13/09/1995. Ce qui rend fou à Bréhat. Assis seul à une table de l’auberge du Bourg, sur l’île de Bréhat, je savoure ce parfum sucré de vacances. Le temps est superbe, la mer d’un bleu rassurant, les rochers ocre rose semblent presque rouges. Impression de revenir de très loin ou d’être très loin, comme en enfance. Je mange seul dans cette auberge remplie de touristes. Les serveurs chassent les chats mais ont pour les passants de grands sourires commerçants. Près de moi on parle en allemand. Je visite la chapelle St Expédit. (Expédit de Mélitène est un saint spécialisé dans les causes urgentes, dont le culte s’est répandu d’abord en Allemagne et beaucoup diffusé à La Réunion et en Amérique du Sud ; il est, par exemple, le saint patron de la Police militaire de l’État de São Paulo… ce qui n’inspire guère confiance.
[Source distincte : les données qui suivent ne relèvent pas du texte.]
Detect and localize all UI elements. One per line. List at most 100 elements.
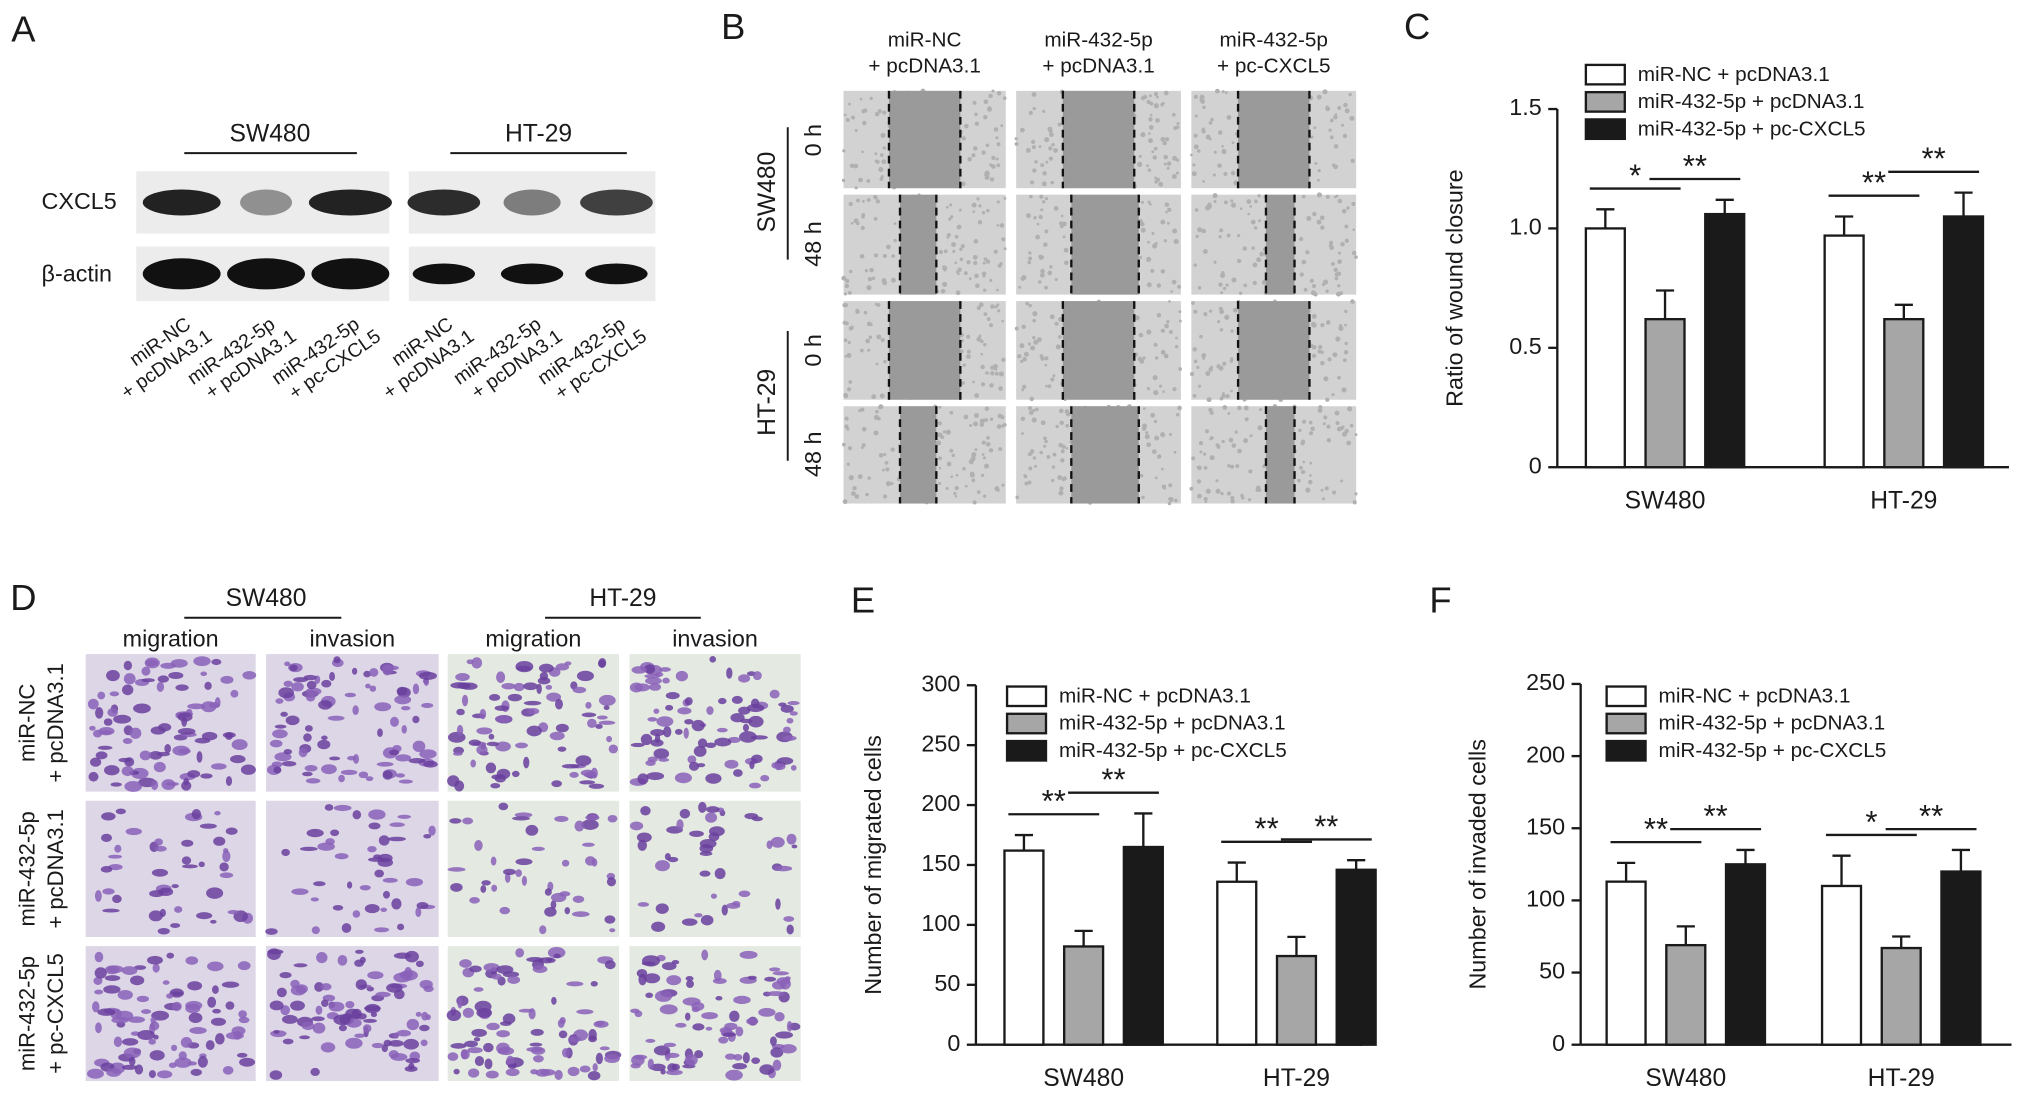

Je me demande pourquoi il est ainsi célébré à Bréhat…) Un oiseau ne cesse de se heurter aux vitraux. On entend le battement de ses ailes qui se mêle au bourdonnement continu des insectes. Quelques cierges brûlent devant la statue du jeune saint romain au bras coupé. Puis je m’en vais par le sentier de la côte, grisé par l’odeur des figuiers…

Parfois le cœur bat
plus amplement   les poumons
se font plus profonds
dans un tremblement le vent
s’apaise un instant
devant le grand restaurant
on chasse les chats
avec un faux sourire accueillant
vieux rêve en vacance
le Temps pendant ce temps-là
s’étire et s’endort
entre les cris des touristes
les serveuses dansent
man spricht deutsch français english
on crie   on se presse
et l’oiseau affolé cogne
contre le vitrail opaque
cherchant la faille du verre
on prie   on se tait
et le jeune saint romain
montre de son bras cassé
à l’oiseau discrètement
le verre entrouvert
on rit  on marche  on respire
et ce qui rend fou alors
c’est parfois miraculeux
l’odeur des figuiers
qui tremble au long du sentier
filant à la mer.

14/09/1995, l’Indien de Bréhat. Il y a au nord de l’île de grands rochers roses dont les formes peuvent facilement évoquer des silhouettes animales ou humaines (comme dans le bois de Païolive ou sur les crêtes du Nivolet, d’ailleurs). Je passe plusieurs heures embusqué au sommet de l’un de ces rochers, à regarder trente mètres plus bas les cormorans pêcher. Le vent me procure une exaltation croissante qui confine à l’ivresse. Juste en face de moi, une tête d’indien couronnée de corbeaux apparait… J’écris d’un trait sur le carnet le poème qui suit, que j’ai intégré ensuite au livre D’un hiver à un autre, dont je me souviens qu’il avait plu à Jean Vasca et aussi que je l’avais lu en public, plus tard, à Saint-Brieuc…

Indien au front rouge
Fendu d’océan
La blessure de ton crâne
Saigne encore

Indien au front bleu
Rongé de soleil
Le cri noir de tes corbeaux
Vibre encore

Indien au front large
Comme l’horizon
Fichée dans ton œil la flèche
Horizon

Indien de granit
D’ombre et de lumière
Brisées dans tes creux les braises
De lumière

Indien de calcaire
D’algue et de marée
Poli dans tes mains le vert
Des marées

Indien de tempête
D’écume et de vent
Blanchi dans tes bras le blanc
De l’écume

Indien du désordre
Indien du désir
Dressées tes dix-mille verges
Vers le ciel

Indien de l’essor
Indien de l’espace
Lâchées les mouettes astrales
De ton corps

Indien millénaire
Indien planétaire
Tous signes tendus ainsi
Tu désignes

La voie du désir
La vie du désordre
La sente éphémère
La voie du réel

Indien du réel
Indien éternel
Indien front blessé
Toi l’indien de pierre.

Le poème achevé, je trace avec une exaltation candide une sorte de pictogramme naxi en forme de cormoran dont je ferai pendant quelques années ma signature. C’était très naïf, mais je ressens après coup pour ce jeune homme perché sur son rocher qui s’invente une signature en forme de cormoran la plus grande sympathie.